Throughout the report, Allianz Global Investors has carried out a historical analysis that shows how dividend distributions are fundamental to the total return of equity investments. Numbers in hand, in the last 40 years, almost 36% of the annualized total return of equity investments in the MSCI Europe index was determined by the contribution of dividends to performance. A percentage that drops to 22% in North America, but rises to 31% in the Asia-Pacific region.

Hans-Jörg Naumer, global head of capital markets & thematic research and author of the study, observes: “In the past, dividends have made a significant contribution to the total return of equity investments,” comments Hans-Jörg Naumer, global head of capital markets & thematic research and author of the study, which underlines: “Dividends provide stability to portfolios, especially in times of disruption."
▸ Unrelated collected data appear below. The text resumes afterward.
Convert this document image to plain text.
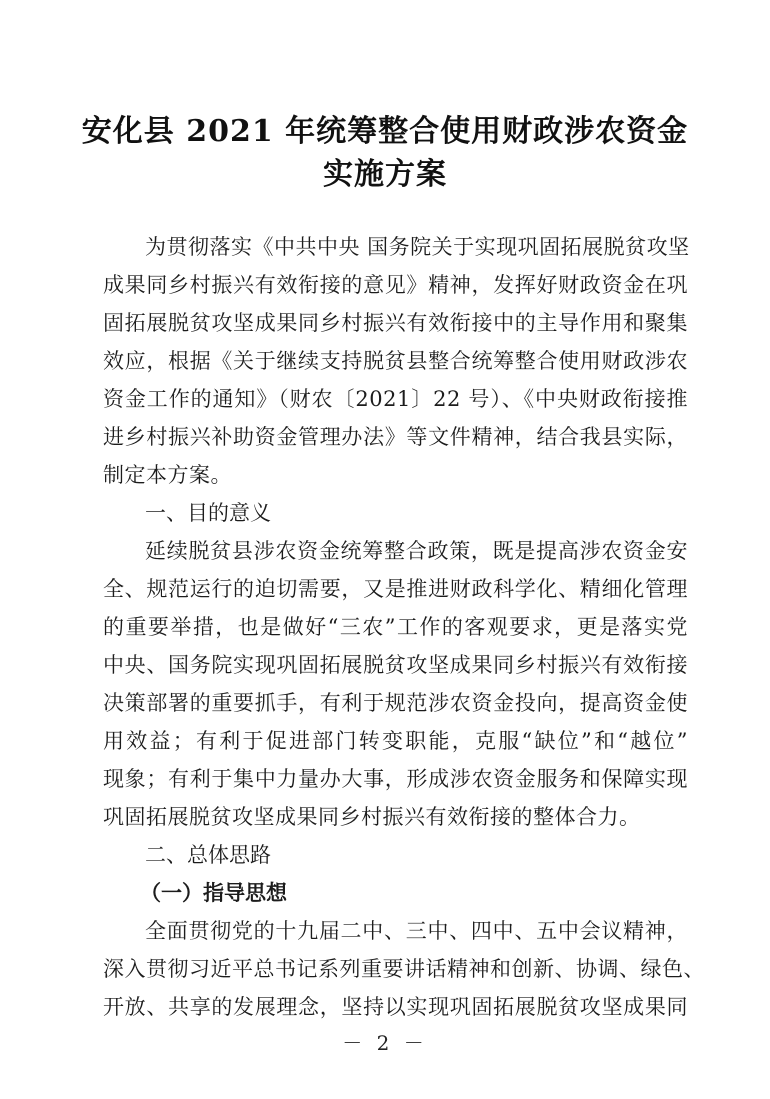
安化县 2021 年统筹整合使用财政涉农资金
实施方案
为贯彻落实《中共中央 国务院关于实现巩固拓展脱贫攻坚
成果同乡村振兴有效衔接的意见》精神，发挥好财政资金在巩
固拓展脱贫攻坚成果同乡村振兴有效衔接中的主导作用和聚集
效应，根据《关于继续支持脱贫县整合统筹整合使用财政涉农
资金工作的通知》（财农〔2021〕22 号）、《中央财政衔接推
进乡村振兴补助资金管理办法》等文件精神，结合我县实际，
制定本方案。
一、目的意义
延续脱贫县涉农资金统筹整合政策，既是提高涉农资金安
全、规范运行的迫切需要，又是推进财政科学化、精细化管理
的重要举措，也是做好“三农”工作的客观要求，更是落实党
中央、国务院实现巩固拓展脱贫攻坚成果同乡村振兴有效衔接
决策部署的重要抓手，有利于规范涉农资金投向，提高资金使
用效益；有利于促进部门转变职能，克服“缺位”和“越位”
现象；有利于集中力量办大事，形成涉农资金服务和保障实现
巩固拓展脱贫攻坚成果同乡村振兴有效衔接的整体合力。
二、总体思路
（一）指导思想
全面贯彻党的十九届二中、三中、四中、五中会议精神，
深入贯彻习近平总书记系列重要讲话精神和创新、协调、绿色、
开放、共享的发展理念，坚持以实现巩固拓展脱贫攻坚成果同
－ 2 －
Not only that, the study also shows that, in the recent past, dividend distributions have provided a considerable contribution to the overall performance of the shares listed in the old continent. From 2019 to 2023, coupon distributions at 2,51% represented almost half of the total stock performance (5,13%). From 2014 to 2018 they even accounted for the vast majority of total equity investment returns (2,75% vs. 2,96%). Furthermore, the prices of companies that pay dividends have proven themselves in the past less volatile than those of companies that do not make distributions. “The rule of thumb is this: corporate profits are more stable than stock prices, dividends are more stable than company profits”, concludes Naumer.